Russian art curators have reportedly led raids on approximately 30 Ukrainian museums since last years invasion, guiding the pilfering of ancient artifacts from the war-torn country.
Across Ukraine, museums have been looted of their famed Scythian artifacts, which were left behind when the Eastern Iranian nomadic people migrated from Central Asia to modern-day Ukraine and Southern Russia between the 7th and 3rd century BC, according to the Sunday Times of London.
The raids have reportedly led to the theft of Scythian ornaments, sculptures, paintings, icons and busts worth millions.
“The orders are coming from someone pretty high up in the Kremlin,” said Sir Antony Beevor, the historian and author of “Russia: Revolution and Civil War” told the Sunday Times. “Putin’s propaganda is that Ukraine as a country doesn’t exist, it’s part of Russia — so they can grab anything they want.”

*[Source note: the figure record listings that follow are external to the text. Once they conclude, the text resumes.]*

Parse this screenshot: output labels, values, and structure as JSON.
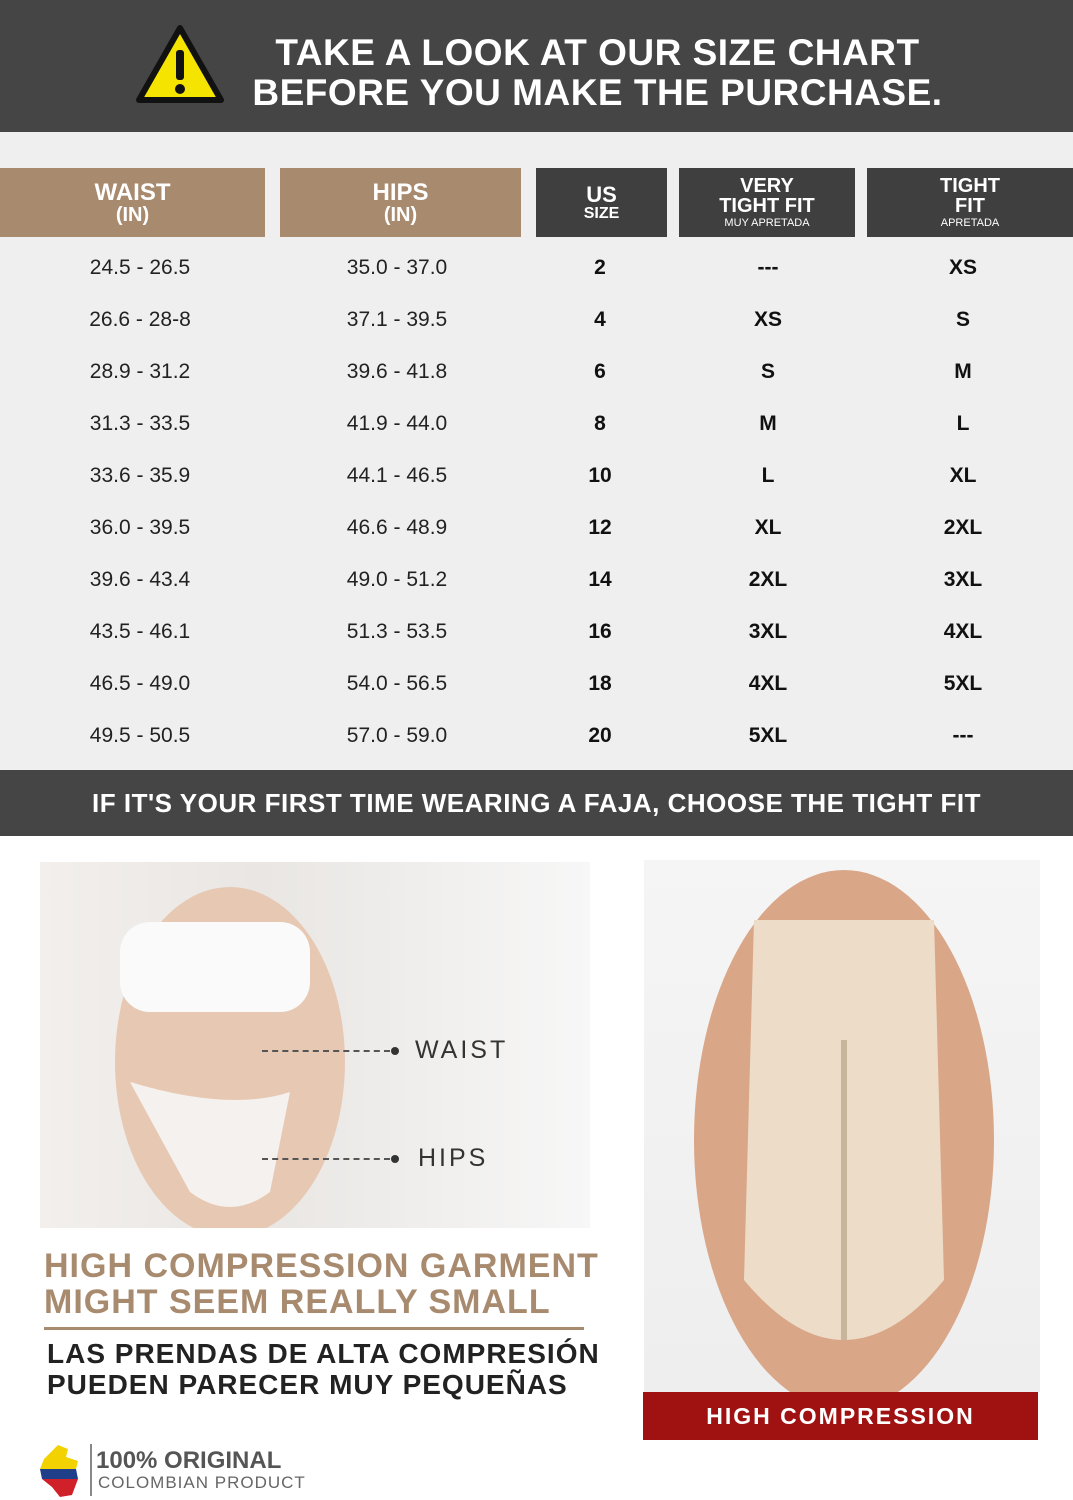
{
  "header": {
    "title_line1": "TAKE A LOOK AT OUR SIZE CHART",
    "title_line2": "BEFORE YOU MAKE THE PURCHASE.",
    "icon": "warning-icon"
  },
  "table": {
    "columns": [
      {
        "line1": "WAIST",
        "line2": "(IN)"
      },
      {
        "line1": "HIPS",
        "line2": "(IN)"
      },
      {
        "line1": "US",
        "line2": "SIZE"
      },
      {
        "line1": "VERY",
        "line2": "TIGHT FIT",
        "sub": "MUY APRETADA"
      },
      {
        "line1": "TIGHT",
        "line2": "FIT",
        "sub": "APRETADA"
      }
    ],
    "rows": [
      [
        "24.5 - 26.5",
        "35.0 - 37.0",
        "2",
        "---",
        "XS"
      ],
      [
        "26.6 - 28-8",
        "37.1 - 39.5",
        "4",
        "XS",
        "S"
      ],
      [
        "28.9 - 31.2",
        "39.6 - 41.8",
        "6",
        "S",
        "M"
      ],
      [
        "31.3 - 33.5",
        "41.9 - 44.0",
        "8",
        "M",
        "L"
      ],
      [
        "33.6 - 35.9",
        "44.1 - 46.5",
        "10",
        "L",
        "XL"
      ],
      [
        "36.0 - 39.5",
        "46.6 - 48.9",
        "12",
        "XL",
        "2XL"
      ],
      [
        "39.6 - 43.4",
        "49.0 - 51.2",
        "14",
        "2XL",
        "3XL"
      ],
      [
        "43.5 - 46.1",
        "51.3 - 53.5",
        "16",
        "3XL",
        "4XL"
      ],
      [
        "46.5 - 49.0",
        "54.0 - 56.5",
        "18",
        "4XL",
        "5XL"
      ],
      [
        "49.5 - 50.5",
        "57.0 - 59.0",
        "20",
        "5XL",
        "---"
      ]
    ]
  },
  "banner": "IF IT'S YOUR FIRST TIME WEARING A FAJA, CHOOSE THE TIGHT FIT",
  "measure": {
    "waist": "WAIST",
    "hips": "HIPS"
  },
  "warning_en": {
    "line1": "HIGH COMPRESSION GARMENT",
    "line2": "MIGHT SEEM REALLY SMALL"
  },
  "warning_es": {
    "line1": "LAS PRENDAS DE ALTA COMPRESIÓN",
    "line2": "PUEDEN PARECER MUY PEQUEÑAS"
  },
  "product_label": "HIGH COMPRESSION",
  "logo": {
    "line1": "100% ORIGINAL",
    "line2": "COLOMBIAN PRODUCT"
  },
  "colors": {
    "dark": "#454545",
    "tan": "#a88a6e",
    "red": "#a01212",
    "warning_yellow": "#f5e400"
  }
}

Others see the raids as a way for Russia to wipe out Ukraine’s cultural identity.
“It’s a deliberate policy to destroy the historical memory of the Ukrainian people,” said Alexsandr Symonenko, a Ukrainian archaeologist and Scythian specialist at Ukraine’s National Academy of Sciences.

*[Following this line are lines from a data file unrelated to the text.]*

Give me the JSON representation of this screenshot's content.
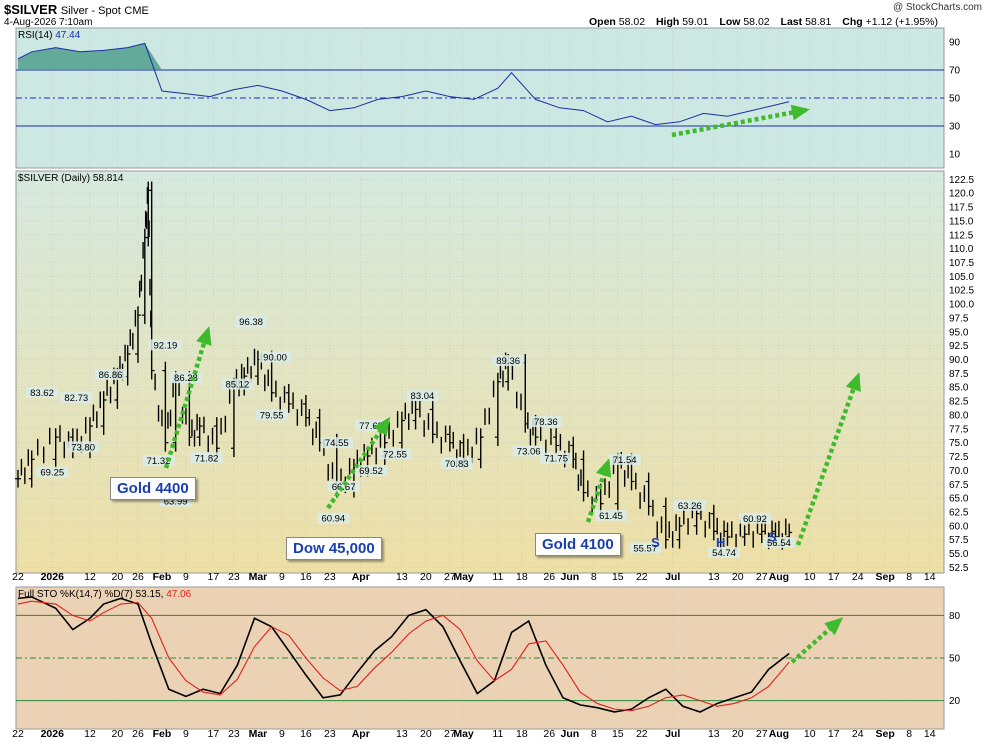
{
  "header": {
    "symbol": "$SILVER",
    "description": "Silver - Spot",
    "exchange": "CME",
    "date": "4-Aug-2026 7:10am",
    "brand": "@ StockCharts.com",
    "open_label": "Open",
    "open": "58.02",
    "high_label": "High",
    "high": "59.01",
    "low_label": "Low",
    "low": "58.02",
    "last_label": "Last",
    "last": "58.81",
    "chg_label": "Chg",
    "chg": "+1.12 (+1.95%)"
  },
  "rsi_pane": {
    "label": "RSI(14)",
    "value": "47.44"
  },
  "price_pane": {
    "label": "$SILVER (Daily)",
    "value": "58.814"
  },
  "sto_pane": {
    "label": "Full STO %K(14,7) %D(7)",
    "k_value": "53.15",
    "d_value": "47.06"
  },
  "callouts": [
    {
      "id": "gold-4400",
      "text": "Gold 4400"
    },
    {
      "id": "dow-45000",
      "text": "Dow 45,000"
    },
    {
      "id": "gold-4100",
      "text": "Gold 4100"
    }
  ],
  "pattern_labels": [
    "S",
    "H",
    "S"
  ],
  "colors": {
    "rsi_bg": "#cde8e2",
    "price_bg_top": "#d6e9df",
    "price_bg_bottom": "#eedfa6",
    "sto_bg": "#ecd2b4",
    "rsi_line": "#1a2ea8",
    "k_line": "#000000",
    "d_line": "#e0201a",
    "arrow": "#3fba2c",
    "callout_text": "#1a3fb0",
    "rsi_fill": "#4a9a8a"
  },
  "chart_data": [
    {
      "type": "line",
      "name": "RSI(14)",
      "ylim": [
        0,
        100
      ],
      "yticks": [
        10,
        30,
        50,
        70,
        90
      ],
      "reference_lines": [
        30,
        50,
        70
      ],
      "x_dates": [
        "2025-12-22",
        "2025-12-26",
        "2026-01-02",
        "2026-01-09",
        "2026-01-16",
        "2026-01-23",
        "2026-01-28",
        "2026-02-02",
        "2026-02-09",
        "2026-02-16",
        "2026-02-23",
        "2026-03-02",
        "2026-03-09",
        "2026-03-16",
        "2026-03-23",
        "2026-03-30",
        "2026-04-06",
        "2026-04-13",
        "2026-04-20",
        "2026-04-27",
        "2026-05-04",
        "2026-05-11",
        "2026-05-15",
        "2026-05-22",
        "2026-05-29",
        "2026-06-05",
        "2026-06-12",
        "2026-06-19",
        "2026-06-26",
        "2026-07-03",
        "2026-07-10",
        "2026-07-17",
        "2026-07-24",
        "2026-07-31",
        "2026-08-04"
      ],
      "values": [
        78,
        83,
        86,
        83,
        84,
        86,
        89,
        55,
        53,
        51,
        56,
        59,
        55,
        49,
        41,
        43,
        49,
        51,
        55,
        51,
        49,
        57,
        68,
        49,
        43,
        41,
        33,
        37,
        31,
        33,
        39,
        37,
        41,
        45,
        47.44
      ]
    },
    {
      "type": "candlestick",
      "name": "$SILVER (Daily)",
      "ylim": [
        51.5,
        124
      ],
      "yticks": [
        52.5,
        55.0,
        57.5,
        60.0,
        62.5,
        65.0,
        67.5,
        70.0,
        72.5,
        75.0,
        77.5,
        80.0,
        82.5,
        85.0,
        87.5,
        90.0,
        92.5,
        95.0,
        97.5,
        100.0,
        102.5,
        105.0,
        107.5,
        110.0,
        112.5,
        115.0,
        117.5,
        120.0,
        122.5
      ],
      "x_ticks": [
        "22",
        "2026",
        "12",
        "20",
        "26",
        "Feb",
        "9",
        "17",
        "23",
        "Mar",
        "9",
        "16",
        "23",
        "Apr",
        "13",
        "20",
        "27",
        "May",
        "11",
        "18",
        "26",
        "Jun",
        "8",
        "15",
        "22",
        "Jul",
        "13",
        "20",
        "27",
        "Aug",
        "10",
        "17",
        "24",
        "Sep",
        "8",
        "14"
      ],
      "x_dates": [
        "2025-12-22",
        "2025-12-26",
        "2026-01-02",
        "2026-01-07",
        "2026-01-12",
        "2026-01-16",
        "2026-01-20",
        "2026-01-23",
        "2026-01-26",
        "2026-01-28",
        "2026-01-29",
        "2026-01-30",
        "2026-02-03",
        "2026-02-06",
        "2026-02-10",
        "2026-02-13",
        "2026-02-18",
        "2026-02-23",
        "2026-02-26",
        "2026-03-02",
        "2026-03-06",
        "2026-03-11",
        "2026-03-16",
        "2026-03-20",
        "2026-03-25",
        "2026-03-30",
        "2026-04-03",
        "2026-04-08",
        "2026-04-13",
        "2026-04-17",
        "2026-04-22",
        "2026-04-27",
        "2026-05-01",
        "2026-05-06",
        "2026-05-11",
        "2026-05-14",
        "2026-05-19",
        "2026-05-22",
        "2026-05-28",
        "2026-06-02",
        "2026-06-05",
        "2026-06-10",
        "2026-06-15",
        "2026-06-19",
        "2026-06-24",
        "2026-06-29",
        "2026-07-03",
        "2026-07-08",
        "2026-07-13",
        "2026-07-17",
        "2026-07-22",
        "2026-07-27",
        "2026-07-31",
        "2026-08-04"
      ],
      "values": [
        68.5,
        72.0,
        76.0,
        73.8,
        78.0,
        82.7,
        86.9,
        91.0,
        98.0,
        112.0,
        120.5,
        88.0,
        75.0,
        86.3,
        76.0,
        78.0,
        74.0,
        85.1,
        87.0,
        90.0,
        84.0,
        82.0,
        79.5,
        75.0,
        66.7,
        70.5,
        72.6,
        75.0,
        79.0,
        81.0,
        76.5,
        75.0,
        72.0,
        76.0,
        86.0,
        89.4,
        78.4,
        76.0,
        74.5,
        72.0,
        66.0,
        64.0,
        71.5,
        68.0,
        63.5,
        57.5,
        60.0,
        62.2,
        59.0,
        58.0,
        58.5,
        59.0,
        58.0,
        58.81
      ],
      "data_labels": [
        {
          "text": "83.62",
          "x": "2025-12-29",
          "y": 83.62
        },
        {
          "text": "69.25",
          "x": "2026-01-01",
          "y": 69.25
        },
        {
          "text": "82.73",
          "x": "2026-01-08",
          "y": 82.73
        },
        {
          "text": "73.80",
          "x": "2026-01-10",
          "y": 73.8
        },
        {
          "text": "86.86",
          "x": "2026-01-18",
          "y": 86.86
        },
        {
          "text": "92.19",
          "x": "2026-02-03",
          "y": 92.19
        },
        {
          "text": "71.32",
          "x": "2026-02-01",
          "y": 71.32
        },
        {
          "text": "86.28",
          "x": "2026-02-09",
          "y": 86.28
        },
        {
          "text": "63.99",
          "x": "2026-02-06",
          "y": 63.99
        },
        {
          "text": "71.82",
          "x": "2026-02-15",
          "y": 71.82
        },
        {
          "text": "96.38",
          "x": "2026-02-28",
          "y": 96.38
        },
        {
          "text": "85.12",
          "x": "2026-02-24",
          "y": 85.12
        },
        {
          "text": "90.00",
          "x": "2026-03-07",
          "y": 90.0
        },
        {
          "text": "79.55",
          "x": "2026-03-06",
          "y": 79.55
        },
        {
          "text": "74.55",
          "x": "2026-03-25",
          "y": 74.55
        },
        {
          "text": "66.67",
          "x": "2026-03-27",
          "y": 66.67
        },
        {
          "text": "60.94",
          "x": "2026-03-24",
          "y": 60.94
        },
        {
          "text": "77.69",
          "x": "2026-04-04",
          "y": 77.69
        },
        {
          "text": "69.52",
          "x": "2026-04-04",
          "y": 69.52
        },
        {
          "text": "72.55",
          "x": "2026-04-11",
          "y": 72.55
        },
        {
          "text": "83.04",
          "x": "2026-04-19",
          "y": 83.04
        },
        {
          "text": "70.83",
          "x": "2026-04-29",
          "y": 70.83
        },
        {
          "text": "89.36",
          "x": "2026-05-14",
          "y": 89.36
        },
        {
          "text": "78.36",
          "x": "2026-05-25",
          "y": 78.36
        },
        {
          "text": "73.06",
          "x": "2026-05-20",
          "y": 73.06
        },
        {
          "text": "71.75",
          "x": "2026-05-28",
          "y": 71.75
        },
        {
          "text": "71.54",
          "x": "2026-06-17",
          "y": 71.54
        },
        {
          "text": "61.45",
          "x": "2026-06-13",
          "y": 61.45
        },
        {
          "text": "55.57",
          "x": "2026-06-23",
          "y": 55.57
        },
        {
          "text": "63.26",
          "x": "2026-07-06",
          "y": 63.26
        },
        {
          "text": "54.74",
          "x": "2026-07-16",
          "y": 54.74
        },
        {
          "text": "60.92",
          "x": "2026-07-25",
          "y": 60.92
        },
        {
          "text": "56.54",
          "x": "2026-08-01",
          "y": 56.54
        }
      ]
    },
    {
      "type": "line",
      "name": "Full STO %K(14,7) %D(7)",
      "ylim": [
        0,
        100
      ],
      "yticks": [
        20,
        50,
        80
      ],
      "reference_lines": [
        20,
        50,
        80
      ],
      "x_dates": [
        "2025-12-22",
        "2025-12-26",
        "2026-01-02",
        "2026-01-07",
        "2026-01-12",
        "2026-01-16",
        "2026-01-21",
        "2026-01-26",
        "2026-01-30",
        "2026-02-04",
        "2026-02-09",
        "2026-02-14",
        "2026-02-19",
        "2026-02-24",
        "2026-03-01",
        "2026-03-06",
        "2026-03-11",
        "2026-03-16",
        "2026-03-21",
        "2026-03-26",
        "2026-03-31",
        "2026-04-05",
        "2026-04-10",
        "2026-04-15",
        "2026-04-20",
        "2026-04-25",
        "2026-04-30",
        "2026-05-05",
        "2026-05-10",
        "2026-05-15",
        "2026-05-20",
        "2026-05-25",
        "2026-05-30",
        "2026-06-04",
        "2026-06-09",
        "2026-06-14",
        "2026-06-19",
        "2026-06-24",
        "2026-06-29",
        "2026-07-04",
        "2026-07-09",
        "2026-07-14",
        "2026-07-19",
        "2026-07-24",
        "2026-07-29",
        "2026-08-04"
      ],
      "series": [
        {
          "name": "%K",
          "values": [
            92,
            93,
            85,
            70,
            78,
            88,
            92,
            88,
            60,
            28,
            23,
            28,
            25,
            45,
            78,
            72,
            55,
            38,
            22,
            24,
            40,
            55,
            65,
            80,
            84,
            72,
            48,
            25,
            34,
            68,
            76,
            45,
            22,
            17,
            15,
            12,
            14,
            22,
            28,
            16,
            12,
            18,
            22,
            26,
            42,
            53.15
          ]
        },
        {
          "name": "%D",
          "values": [
            88,
            90,
            88,
            80,
            76,
            82,
            88,
            89,
            78,
            50,
            34,
            26,
            24,
            35,
            58,
            72,
            66,
            50,
            36,
            27,
            30,
            43,
            54,
            67,
            76,
            80,
            70,
            48,
            34,
            42,
            60,
            62,
            45,
            26,
            18,
            14,
            13,
            16,
            22,
            24,
            20,
            16,
            18,
            22,
            30,
            47.06
          ]
        }
      ]
    }
  ]
}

The first raid came last March, shortly after Russia’s invasion, when a curator was kidnapped and thousands of pieces of artwork were stolen during the occupation of Mariupol and Melitopol.

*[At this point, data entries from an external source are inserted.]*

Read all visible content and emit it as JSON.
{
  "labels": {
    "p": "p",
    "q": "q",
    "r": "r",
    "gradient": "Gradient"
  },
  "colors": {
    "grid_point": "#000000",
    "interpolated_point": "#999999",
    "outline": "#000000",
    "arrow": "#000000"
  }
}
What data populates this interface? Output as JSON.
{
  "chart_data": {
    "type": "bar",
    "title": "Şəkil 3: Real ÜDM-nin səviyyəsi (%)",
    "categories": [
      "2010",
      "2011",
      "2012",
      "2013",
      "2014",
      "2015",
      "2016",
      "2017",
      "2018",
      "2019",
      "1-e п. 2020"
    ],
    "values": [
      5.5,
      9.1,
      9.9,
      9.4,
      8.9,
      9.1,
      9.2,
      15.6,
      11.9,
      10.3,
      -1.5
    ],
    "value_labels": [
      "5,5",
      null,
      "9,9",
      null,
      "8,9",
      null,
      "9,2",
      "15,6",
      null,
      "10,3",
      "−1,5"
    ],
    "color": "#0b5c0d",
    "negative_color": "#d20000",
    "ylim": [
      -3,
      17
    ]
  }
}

Russian troops stole nearly 200 items from the Museum of Local Lore in Melitopol, including multiple 2,300-year-old gold pieces from the Scythian empire, according to the Museums Association.
The objects were reportedly selected by a man in a white coat who broke into the basement of the museum with Russian soldiers and selected what to steal with “long tweezers and special gloves,” said Leila Ibrahimova, the caretaker of the museum.
The largest Russian art heist targeted the Kherson Regional Art Museum where five trucks were used to steal over 15,000 pieces of artwork.
One canvas was too large to take, so it was left at the door, and an ancient cannon was also left behind because it was too heavy to move.
“It felt like I was losing my mind, that I was in a bad dream,” said the museum director, Alina Dotsenko. “It was terribly painful to see it so empty, this museum that was my pride, my love, my life.”